The province is developing an extended producer responsibility program which will make producers responsible for recycling costs of single-use plastics, packaging and paper products, along with hazardous materials such as batteries and pesticides.
While the EPR program has not been finalized, the province is amending legislation so the framework can be adopted in the spring of 2022.
Changes to the Environmental Protection and Enhancement Amendment Act introduced Monday would give the province the legal ability to exempt certain designated materials, activities, companies and industries from the regulations.
The amendments would also allow for Alberta regulators to collect operational data on producers to determine which companies are eligible for such exemptions.
Exemptions are necessary to ensure certain companies, such as small businesses and charities, do not face an undue regulatory burden, said Jaclyn Schmidt, Alberta Environment and Parks spokesperson.
"The bill will ensure that subsequent regulation is reasonable and enforceable by allowing for exemptions," Schmidt said.
"This ensures that producer-run programs can customize their material collection and recovery methods in a way that best suits their systems while still meeting the performance targets and expectations."
Schmidt said the regulations are being drafted and ongoing consultations with stakeholders will shape the final policy.
"Those exemptions are part of the further discussion," she said. "We recognize that there are lots of unique situations."
The province has touted the framework as a way to transfer the cost and management of recycling away from municipalities and municipal taxpayers to the companies that produce the packaging.
Alberta, the only province without such a framework, began consultations on the program in the spring of 2021.
"Right now and for far too long, municipalities and taxpayers have been shouldering the burden of collecting, sorting and processing and recycling waste," Environment Minister Jason Nixon said in a news conference Monday.

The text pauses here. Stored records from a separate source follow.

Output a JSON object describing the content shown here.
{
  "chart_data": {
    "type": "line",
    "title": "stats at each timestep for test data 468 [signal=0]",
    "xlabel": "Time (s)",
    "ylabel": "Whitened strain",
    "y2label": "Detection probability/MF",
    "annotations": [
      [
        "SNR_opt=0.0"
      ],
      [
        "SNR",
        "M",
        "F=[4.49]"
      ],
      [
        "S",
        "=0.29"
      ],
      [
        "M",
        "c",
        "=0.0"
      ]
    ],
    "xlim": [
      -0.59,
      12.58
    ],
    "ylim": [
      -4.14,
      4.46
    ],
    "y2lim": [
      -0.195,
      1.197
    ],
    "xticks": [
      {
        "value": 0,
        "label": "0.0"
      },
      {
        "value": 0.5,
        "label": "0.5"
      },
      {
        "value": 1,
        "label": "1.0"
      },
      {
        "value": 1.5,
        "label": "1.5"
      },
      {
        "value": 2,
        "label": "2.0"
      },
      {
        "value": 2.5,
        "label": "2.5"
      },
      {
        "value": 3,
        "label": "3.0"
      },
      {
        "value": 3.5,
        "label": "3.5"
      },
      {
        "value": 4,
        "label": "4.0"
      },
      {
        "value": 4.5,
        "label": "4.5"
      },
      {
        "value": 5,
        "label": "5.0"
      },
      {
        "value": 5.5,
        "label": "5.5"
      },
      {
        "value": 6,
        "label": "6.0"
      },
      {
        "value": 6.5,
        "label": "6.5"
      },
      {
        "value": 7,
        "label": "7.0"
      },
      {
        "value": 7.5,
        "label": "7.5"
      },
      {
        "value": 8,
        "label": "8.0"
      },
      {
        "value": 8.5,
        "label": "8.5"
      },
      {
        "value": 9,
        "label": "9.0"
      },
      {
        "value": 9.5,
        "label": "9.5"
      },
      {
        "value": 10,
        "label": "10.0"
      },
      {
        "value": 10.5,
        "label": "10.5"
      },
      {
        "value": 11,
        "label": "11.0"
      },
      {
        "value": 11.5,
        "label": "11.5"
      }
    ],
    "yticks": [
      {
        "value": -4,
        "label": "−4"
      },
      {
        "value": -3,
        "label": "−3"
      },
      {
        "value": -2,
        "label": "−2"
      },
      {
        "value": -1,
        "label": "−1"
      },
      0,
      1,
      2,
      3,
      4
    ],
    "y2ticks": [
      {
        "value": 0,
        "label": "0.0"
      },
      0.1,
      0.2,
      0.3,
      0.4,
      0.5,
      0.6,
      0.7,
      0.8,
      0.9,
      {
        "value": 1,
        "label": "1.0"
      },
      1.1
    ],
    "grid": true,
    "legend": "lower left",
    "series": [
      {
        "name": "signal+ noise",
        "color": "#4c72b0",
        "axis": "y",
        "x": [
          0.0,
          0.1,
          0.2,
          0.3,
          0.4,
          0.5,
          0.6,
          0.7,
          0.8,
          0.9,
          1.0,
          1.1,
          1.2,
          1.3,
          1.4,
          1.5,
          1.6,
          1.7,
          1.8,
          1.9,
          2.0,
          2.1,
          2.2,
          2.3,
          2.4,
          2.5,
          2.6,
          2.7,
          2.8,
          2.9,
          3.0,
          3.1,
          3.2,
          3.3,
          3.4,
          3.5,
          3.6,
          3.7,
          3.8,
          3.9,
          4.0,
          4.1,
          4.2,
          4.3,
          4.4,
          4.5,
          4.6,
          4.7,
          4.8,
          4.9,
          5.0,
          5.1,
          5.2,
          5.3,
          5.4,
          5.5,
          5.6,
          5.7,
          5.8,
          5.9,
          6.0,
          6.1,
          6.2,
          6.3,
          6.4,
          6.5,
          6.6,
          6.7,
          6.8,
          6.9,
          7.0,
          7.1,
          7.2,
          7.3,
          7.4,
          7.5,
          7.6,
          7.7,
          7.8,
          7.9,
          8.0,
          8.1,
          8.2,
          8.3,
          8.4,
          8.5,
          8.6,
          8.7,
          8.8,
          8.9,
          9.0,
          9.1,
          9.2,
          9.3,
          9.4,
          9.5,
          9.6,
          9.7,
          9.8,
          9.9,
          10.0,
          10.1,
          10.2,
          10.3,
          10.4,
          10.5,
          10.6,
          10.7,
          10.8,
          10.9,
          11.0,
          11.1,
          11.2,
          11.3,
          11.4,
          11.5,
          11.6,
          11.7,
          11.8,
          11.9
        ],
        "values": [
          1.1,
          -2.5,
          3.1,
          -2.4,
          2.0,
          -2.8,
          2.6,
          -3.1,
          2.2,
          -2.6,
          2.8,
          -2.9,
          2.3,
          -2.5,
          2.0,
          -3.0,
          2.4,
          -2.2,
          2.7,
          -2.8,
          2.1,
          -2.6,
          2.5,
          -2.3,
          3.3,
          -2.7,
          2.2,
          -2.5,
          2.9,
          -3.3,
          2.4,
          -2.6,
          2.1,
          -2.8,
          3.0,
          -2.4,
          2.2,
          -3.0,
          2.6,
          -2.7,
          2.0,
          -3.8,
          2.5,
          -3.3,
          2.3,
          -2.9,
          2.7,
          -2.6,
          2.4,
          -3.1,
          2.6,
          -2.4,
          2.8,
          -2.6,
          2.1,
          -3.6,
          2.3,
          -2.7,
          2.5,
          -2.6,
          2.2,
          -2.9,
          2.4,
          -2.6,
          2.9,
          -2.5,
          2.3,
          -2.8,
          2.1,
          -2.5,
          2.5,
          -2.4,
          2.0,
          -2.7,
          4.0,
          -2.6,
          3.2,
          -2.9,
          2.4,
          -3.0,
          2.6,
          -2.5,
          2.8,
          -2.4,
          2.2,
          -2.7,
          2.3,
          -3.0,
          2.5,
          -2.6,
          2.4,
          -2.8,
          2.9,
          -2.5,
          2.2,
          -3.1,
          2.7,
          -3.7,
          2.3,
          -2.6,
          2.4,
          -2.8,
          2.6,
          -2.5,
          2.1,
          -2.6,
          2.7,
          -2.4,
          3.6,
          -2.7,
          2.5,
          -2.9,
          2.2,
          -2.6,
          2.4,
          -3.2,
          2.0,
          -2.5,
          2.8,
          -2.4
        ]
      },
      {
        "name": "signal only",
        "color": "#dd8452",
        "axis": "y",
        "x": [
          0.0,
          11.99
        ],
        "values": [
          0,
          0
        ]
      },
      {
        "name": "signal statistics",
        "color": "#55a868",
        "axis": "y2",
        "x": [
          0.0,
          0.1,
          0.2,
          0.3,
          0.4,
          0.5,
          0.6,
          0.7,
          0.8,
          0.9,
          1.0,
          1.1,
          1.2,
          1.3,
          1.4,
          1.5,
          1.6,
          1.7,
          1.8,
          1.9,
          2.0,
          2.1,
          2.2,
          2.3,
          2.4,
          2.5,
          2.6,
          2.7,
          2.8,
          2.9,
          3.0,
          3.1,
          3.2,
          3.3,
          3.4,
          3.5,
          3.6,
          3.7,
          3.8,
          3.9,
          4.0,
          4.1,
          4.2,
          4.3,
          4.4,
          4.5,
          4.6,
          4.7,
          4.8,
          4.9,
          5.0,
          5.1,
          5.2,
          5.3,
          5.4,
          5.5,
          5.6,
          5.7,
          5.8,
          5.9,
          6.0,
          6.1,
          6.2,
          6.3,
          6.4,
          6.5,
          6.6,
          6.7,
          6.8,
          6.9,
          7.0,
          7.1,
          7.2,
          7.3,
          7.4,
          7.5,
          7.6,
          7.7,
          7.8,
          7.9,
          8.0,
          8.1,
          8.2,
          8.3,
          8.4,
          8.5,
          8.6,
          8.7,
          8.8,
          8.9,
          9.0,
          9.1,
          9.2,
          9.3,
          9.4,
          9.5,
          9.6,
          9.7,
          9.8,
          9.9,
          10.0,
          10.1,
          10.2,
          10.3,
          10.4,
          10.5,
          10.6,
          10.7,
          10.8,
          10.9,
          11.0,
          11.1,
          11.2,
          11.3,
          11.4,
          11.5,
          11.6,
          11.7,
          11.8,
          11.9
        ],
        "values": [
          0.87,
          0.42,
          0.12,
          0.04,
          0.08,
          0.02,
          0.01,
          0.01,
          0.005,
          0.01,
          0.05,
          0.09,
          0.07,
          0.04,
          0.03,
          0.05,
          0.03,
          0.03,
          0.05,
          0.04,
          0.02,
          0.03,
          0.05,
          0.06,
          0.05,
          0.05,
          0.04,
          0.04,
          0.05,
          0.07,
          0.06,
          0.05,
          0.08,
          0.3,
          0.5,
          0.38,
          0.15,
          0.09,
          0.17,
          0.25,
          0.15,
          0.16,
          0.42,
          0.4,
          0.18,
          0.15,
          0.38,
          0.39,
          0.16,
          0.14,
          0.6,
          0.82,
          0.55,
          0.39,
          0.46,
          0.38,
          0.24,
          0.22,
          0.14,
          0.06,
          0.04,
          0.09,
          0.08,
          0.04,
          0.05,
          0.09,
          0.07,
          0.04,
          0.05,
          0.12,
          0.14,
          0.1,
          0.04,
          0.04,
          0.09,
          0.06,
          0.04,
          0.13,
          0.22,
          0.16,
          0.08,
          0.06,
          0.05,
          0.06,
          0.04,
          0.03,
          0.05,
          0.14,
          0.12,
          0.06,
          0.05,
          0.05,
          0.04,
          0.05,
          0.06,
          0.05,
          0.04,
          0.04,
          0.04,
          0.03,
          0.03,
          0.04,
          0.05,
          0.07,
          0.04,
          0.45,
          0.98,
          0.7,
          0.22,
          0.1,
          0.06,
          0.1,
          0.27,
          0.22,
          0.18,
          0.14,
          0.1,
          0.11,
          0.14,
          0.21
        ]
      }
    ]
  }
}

Albertans send 1,034 kilograms per person of waste to landfills each year — more than any other Canadian jurisdiction, Nixon said.
While details of the framework are still being ironed out, a discussion paper released by Environment and Parks details how the province may regulate producers.
The document suggests exemptions would include charities and small businesses with a gross revenue in the most recent calendar year of less than $1 million.
The document also proposes a third-party producer-funded organization be established to provide regulatory oversight and that operators have the option to choose whether their regulatory obligations are met individually or through a collective.